Senin, November 29, 2021
Afrika

Mendagri Libya selamat dari upaya pembunuhan

TURKINESIA.NET – TRIPOLI. Menteri Dalam Negeri Libya Fathi Bashagha pada hari Minggu selamat dari upaya pembunuhan.

Konvoi Fathi Bashagha “ditembakkan dari mobil lapis baja saat dia berada di jalan raya” dekat ibu kota Tripoli, kata seorang anggota lingkaran dalam Pemerintah Kesepakatan Nasional (GNA) yang sah.

“Pengawalan polisinya membalas tembakan. Dua penyerang ditangkap,” tambah sumber itu seperti dikutip Agence French-Presse (AFP).

Menurut sumber yang sama, tersangka ketiga yang diidentifikasi sebagai Radwan Al-Hangari meninggal di rumah sakit. Sumber itu juga menyebut bahwa tiga penyerang berasal dari Zawiya, 50 kilometer (30 mil) barat Tripoli.

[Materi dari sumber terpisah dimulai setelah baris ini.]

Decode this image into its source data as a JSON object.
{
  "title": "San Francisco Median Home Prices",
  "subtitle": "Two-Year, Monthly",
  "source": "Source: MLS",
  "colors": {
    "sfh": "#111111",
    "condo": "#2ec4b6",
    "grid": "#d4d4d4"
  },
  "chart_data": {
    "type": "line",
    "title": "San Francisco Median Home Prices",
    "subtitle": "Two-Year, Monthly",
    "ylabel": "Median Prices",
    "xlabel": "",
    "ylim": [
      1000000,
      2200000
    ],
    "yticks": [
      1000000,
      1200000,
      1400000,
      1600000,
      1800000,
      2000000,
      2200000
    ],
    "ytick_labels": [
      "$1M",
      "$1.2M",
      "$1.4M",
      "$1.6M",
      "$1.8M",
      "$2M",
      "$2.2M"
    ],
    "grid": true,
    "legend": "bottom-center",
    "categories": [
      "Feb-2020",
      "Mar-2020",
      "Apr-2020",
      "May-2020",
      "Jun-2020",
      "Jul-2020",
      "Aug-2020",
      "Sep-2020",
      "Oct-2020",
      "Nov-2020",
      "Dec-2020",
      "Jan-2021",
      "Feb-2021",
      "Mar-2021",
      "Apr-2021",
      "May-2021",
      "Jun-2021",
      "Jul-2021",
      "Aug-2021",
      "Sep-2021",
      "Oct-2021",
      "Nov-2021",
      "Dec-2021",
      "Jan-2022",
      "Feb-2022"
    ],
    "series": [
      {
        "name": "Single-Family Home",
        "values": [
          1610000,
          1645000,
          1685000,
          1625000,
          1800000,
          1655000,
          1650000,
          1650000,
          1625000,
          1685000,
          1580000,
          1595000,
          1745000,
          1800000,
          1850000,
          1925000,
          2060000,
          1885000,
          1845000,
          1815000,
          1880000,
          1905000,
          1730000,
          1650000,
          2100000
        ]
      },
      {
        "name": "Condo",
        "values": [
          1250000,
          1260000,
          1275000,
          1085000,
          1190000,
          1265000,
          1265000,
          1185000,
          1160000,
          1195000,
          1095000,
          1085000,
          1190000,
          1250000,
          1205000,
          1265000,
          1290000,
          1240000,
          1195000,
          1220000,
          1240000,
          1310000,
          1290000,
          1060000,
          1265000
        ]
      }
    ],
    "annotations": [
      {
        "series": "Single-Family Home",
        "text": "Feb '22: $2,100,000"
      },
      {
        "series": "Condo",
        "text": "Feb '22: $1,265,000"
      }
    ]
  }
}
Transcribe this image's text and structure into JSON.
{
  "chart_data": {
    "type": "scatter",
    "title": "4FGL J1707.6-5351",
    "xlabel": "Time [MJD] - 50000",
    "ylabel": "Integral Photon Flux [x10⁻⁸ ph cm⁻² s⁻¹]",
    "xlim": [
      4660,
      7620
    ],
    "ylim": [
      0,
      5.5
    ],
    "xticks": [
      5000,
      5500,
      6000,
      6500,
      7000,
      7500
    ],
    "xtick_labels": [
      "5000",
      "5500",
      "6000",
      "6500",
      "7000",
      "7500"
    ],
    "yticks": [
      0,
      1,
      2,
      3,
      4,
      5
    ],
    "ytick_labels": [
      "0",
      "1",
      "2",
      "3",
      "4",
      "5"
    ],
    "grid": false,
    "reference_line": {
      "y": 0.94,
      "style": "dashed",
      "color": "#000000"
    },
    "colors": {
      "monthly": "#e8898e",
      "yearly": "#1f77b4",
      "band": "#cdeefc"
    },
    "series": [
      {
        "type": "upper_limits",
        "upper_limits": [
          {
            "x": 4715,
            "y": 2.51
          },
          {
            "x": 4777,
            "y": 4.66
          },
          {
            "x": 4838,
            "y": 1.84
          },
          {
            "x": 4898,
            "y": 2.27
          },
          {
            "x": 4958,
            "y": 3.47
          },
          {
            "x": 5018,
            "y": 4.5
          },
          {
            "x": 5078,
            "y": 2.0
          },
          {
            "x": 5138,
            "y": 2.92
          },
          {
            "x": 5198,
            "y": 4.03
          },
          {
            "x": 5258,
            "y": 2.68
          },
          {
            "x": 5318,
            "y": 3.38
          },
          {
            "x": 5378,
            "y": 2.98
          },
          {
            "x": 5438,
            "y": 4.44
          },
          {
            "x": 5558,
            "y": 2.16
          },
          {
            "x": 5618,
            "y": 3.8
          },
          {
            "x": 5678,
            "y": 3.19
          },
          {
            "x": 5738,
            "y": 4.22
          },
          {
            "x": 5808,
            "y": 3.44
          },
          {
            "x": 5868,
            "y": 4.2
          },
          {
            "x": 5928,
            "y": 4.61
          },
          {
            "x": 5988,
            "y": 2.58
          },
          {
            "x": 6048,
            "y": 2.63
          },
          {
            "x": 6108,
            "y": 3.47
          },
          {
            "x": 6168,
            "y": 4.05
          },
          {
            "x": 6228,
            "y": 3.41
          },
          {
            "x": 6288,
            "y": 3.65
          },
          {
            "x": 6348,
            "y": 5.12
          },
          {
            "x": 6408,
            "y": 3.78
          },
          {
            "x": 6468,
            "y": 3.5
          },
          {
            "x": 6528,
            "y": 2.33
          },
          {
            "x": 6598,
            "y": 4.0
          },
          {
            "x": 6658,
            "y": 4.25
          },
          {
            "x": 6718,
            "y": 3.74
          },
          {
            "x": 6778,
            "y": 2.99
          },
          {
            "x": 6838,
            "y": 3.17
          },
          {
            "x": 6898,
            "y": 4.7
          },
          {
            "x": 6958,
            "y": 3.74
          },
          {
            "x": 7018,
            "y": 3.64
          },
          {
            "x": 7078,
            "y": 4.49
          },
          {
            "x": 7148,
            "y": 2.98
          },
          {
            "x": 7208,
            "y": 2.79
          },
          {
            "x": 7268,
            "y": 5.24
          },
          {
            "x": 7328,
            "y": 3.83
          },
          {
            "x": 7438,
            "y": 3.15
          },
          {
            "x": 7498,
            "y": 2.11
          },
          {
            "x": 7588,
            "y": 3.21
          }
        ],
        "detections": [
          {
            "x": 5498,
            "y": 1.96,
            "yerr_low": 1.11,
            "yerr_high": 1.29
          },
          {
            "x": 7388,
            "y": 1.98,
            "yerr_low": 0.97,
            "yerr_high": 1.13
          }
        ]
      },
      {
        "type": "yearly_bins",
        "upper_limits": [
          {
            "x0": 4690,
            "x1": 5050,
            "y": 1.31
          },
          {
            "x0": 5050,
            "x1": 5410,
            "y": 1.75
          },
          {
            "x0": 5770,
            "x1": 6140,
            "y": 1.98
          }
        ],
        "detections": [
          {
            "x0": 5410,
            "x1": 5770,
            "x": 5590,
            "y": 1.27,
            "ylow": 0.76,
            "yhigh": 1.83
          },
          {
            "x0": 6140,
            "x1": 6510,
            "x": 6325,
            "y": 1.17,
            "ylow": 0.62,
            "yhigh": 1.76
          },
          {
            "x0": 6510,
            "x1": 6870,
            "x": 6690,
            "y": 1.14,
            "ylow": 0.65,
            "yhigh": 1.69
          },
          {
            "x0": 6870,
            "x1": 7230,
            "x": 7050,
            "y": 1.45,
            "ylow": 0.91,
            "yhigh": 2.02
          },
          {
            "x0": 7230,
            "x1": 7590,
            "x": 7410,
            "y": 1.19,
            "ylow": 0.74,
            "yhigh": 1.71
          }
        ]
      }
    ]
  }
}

Seorang pejabat kementerian dalam negeri mengkonfirmasi bahwa Bashagha tidak terluka.

Dalam sebuah pernyataan, Kemendagri Libya mengatakan Bashagha telah menjadi sasaran dalam “upaya pembunuhan ketika dia kembali dari kediamannya di Janzur.”

Dikatakan bahwa para penyerang menggunakan truk lapis baja Toyota yang dilengkapi dengan senapan mesin.

Pasukan keamanan menanggapi dan menangkap para militan, tetapi seorang pengawal terluka dalam serangan itu, tambahnya.

Minggu pagi, Bashagha bertemu dengan Mustafa Sanalla, kepala Perusahaan Minyak Nasional (NOC) Libya untuk membahas keamanan fasilitas minyak dan bagaimana memperkuat kemandirian perusahaan untuk “memastikan distribusi kekayaan yang adil di antara semua warga Libya.” Dia memposting foto keduanya di akun Twitter-nya, menyebut pertemuan mereka “berhasil”.

Dalam beberapa bulan terakhir, Bashagha, tokoh terkemuka dalam politik Libya dan pendukung upaya anti-korupsi, telah meningkatkan upaya untuk menarik kelompok-kelompok bersenjata ke dalam pasukan keamanan negara sambil mencoba mengekang mereka yang bertindak di luar negara, sebuah kampanye yang ditolak oleh beberapa kelompok.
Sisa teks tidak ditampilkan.